In all, the movie simply taught me a new appreciation for the world of competitive gaming and a hatred for Billy Mitchell. It also taught me about the similarities between gaming and sports which are not always clear. Gamers deserve similar recognition for their accomplishments as many athletes do, and it was satisfying to see the Guinness Book of World Records taking note of this opinion.

-Juancarlos284, John Shula

You really don’t get as much attention as Helen of Troy Billy.

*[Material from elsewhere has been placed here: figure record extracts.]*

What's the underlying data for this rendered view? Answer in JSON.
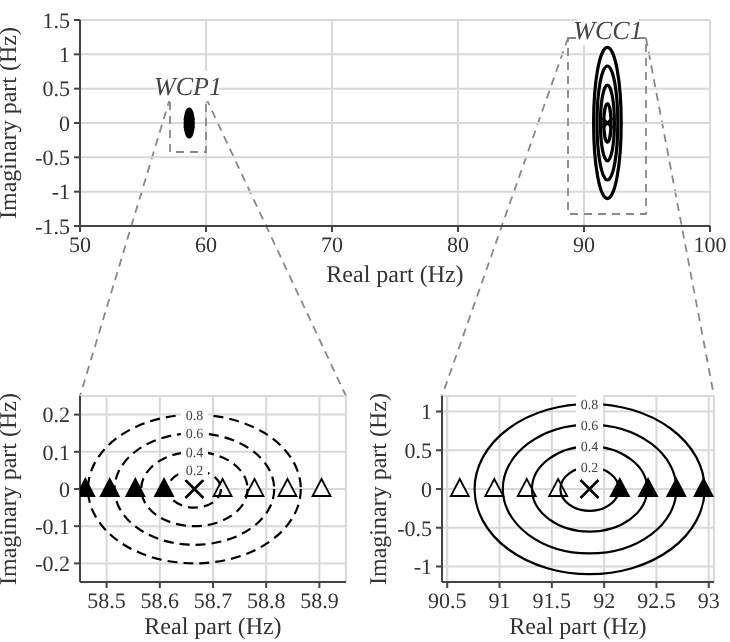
{
  "chart_data": [
    {
      "type": "scatter",
      "xlabel": "Real part (Hz)",
      "ylabel": "Imaginary part (Hz)",
      "xlim": [
        50,
        100
      ],
      "xticks": [
        50,
        60,
        70,
        80,
        90,
        100
      ],
      "ylim": [
        -1.5,
        1.5
      ],
      "yticks": [
        -1.5,
        -1,
        -0.5,
        0,
        0.5,
        1,
        1.5
      ],
      "grid": true,
      "annotations": [
        "WCP1",
        "WCC1"
      ],
      "series": [
        {
          "marker": "cross",
          "color": "#000000",
          "x": [
            58.665,
            91.86
          ],
          "values": [
            0,
            0
          ]
        }
      ]
    },
    {
      "type": "scatter",
      "xlabel": "Real part (Hz)",
      "ylabel": "Imaginary part (Hz)",
      "xlim": [
        58.45,
        58.95
      ],
      "xticks": [
        58.5,
        58.6,
        58.7,
        58.8,
        58.9
      ],
      "ylim": [
        -0.25,
        0.25
      ],
      "yticks": [
        -0.2,
        -0.1,
        0,
        0.1,
        0.2
      ],
      "grid": true,
      "annotations": [
        "0.2",
        "0.4",
        "0.6",
        "0.8"
      ],
      "series": [
        {
          "marker": "triangle",
          "color": "#000000",
          "x": [
            58.46,
            58.506,
            58.554,
            58.608
          ],
          "values": [
            0,
            0,
            0,
            0
          ]
        },
        {
          "marker": "triangle",
          "color": "#ffffff",
          "x": [
            58.718,
            58.778,
            58.84,
            58.904
          ],
          "values": [
            0,
            0,
            0,
            0
          ]
        },
        {
          "marker": "cross",
          "color": "#000000",
          "x": [
            58.665
          ],
          "values": [
            0
          ]
        }
      ]
    },
    {
      "type": "scatter",
      "xlabel": "Real part (Hz)",
      "ylabel": "Imaginary part (Hz)",
      "xlim": [
        90.45,
        93.05
      ],
      "xticks": [
        90.5,
        91,
        91.5,
        92,
        92.5,
        93
      ],
      "ylim": [
        -1.2,
        1.2
      ],
      "yticks": [
        -1,
        -0.5,
        0,
        0.5,
        1
      ],
      "grid": true,
      "annotations": [
        "0.2",
        "0.4",
        "0.6",
        "0.8"
      ],
      "series": [
        {
          "marker": "triangle",
          "color": "#ffffff",
          "x": [
            90.62,
            90.95,
            91.26,
            91.56
          ],
          "values": [
            0,
            0,
            0,
            0
          ]
        },
        {
          "marker": "triangle",
          "color": "#000000",
          "x": [
            92.15,
            92.42,
            92.69,
            92.95
          ],
          "values": [
            0,
            0,
            0,
            0
          ]
        },
        {
          "marker": "cross",
          "color": "#000000",
          "x": [
            91.86
          ],
          "values": [
            0
          ]
        }
      ]
    }
  ]
}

When I first realized exactly what the movie King of King: A Fistful of Quarters was all about (a documentary about the Donkey Kong arcade game’s world record), I’ll say that I was thinking to myself: “Wow, this is going to be a LONG class”.  Despite my foolish pessimism, however, I soon realized that this was no ordinary documentary.  At least, in most documentaries I’ve seen there aren’t people who I end up actually hating by the end of the movie.  Not so in King of Kong.  How can anyone who has seen this movie not completely despise Billy Mitchell, self proclaimed video game hall of famer who to me seems like he never really matured past the age of seven.  At one point he even says: “Not even Helen of Troy had that much attention” when he hears how many people are in attendance to watch his video taped world record (see video at end).  A more important question may be how anyone would possibly want to be portrayed as a complete jerk in a movie, basically ensuring that anyone who watches the film will dislike you.

Unbeknownst to me, competitive old school video gaming is a cut-throat world filled with endless manipulation and backstabbing.  This is why I was incredibly happy to see someone like Steve Wiebe who plays by the rules (apparently), and isn’t a complete jerk to everyone around him.  The ending to the movie absolutely made my day as I got to see Billy Mitchell’s ego squashed by the high school science teacher who took the record for highest taped score of Donkey Kong.

Unfortunately, later in the week I looked online and found that Steve Wiebe is no longer the King of Kong.  The distinction is now held by Hank Chien…all I can say is I’m glad it’s not Billy Mitchell.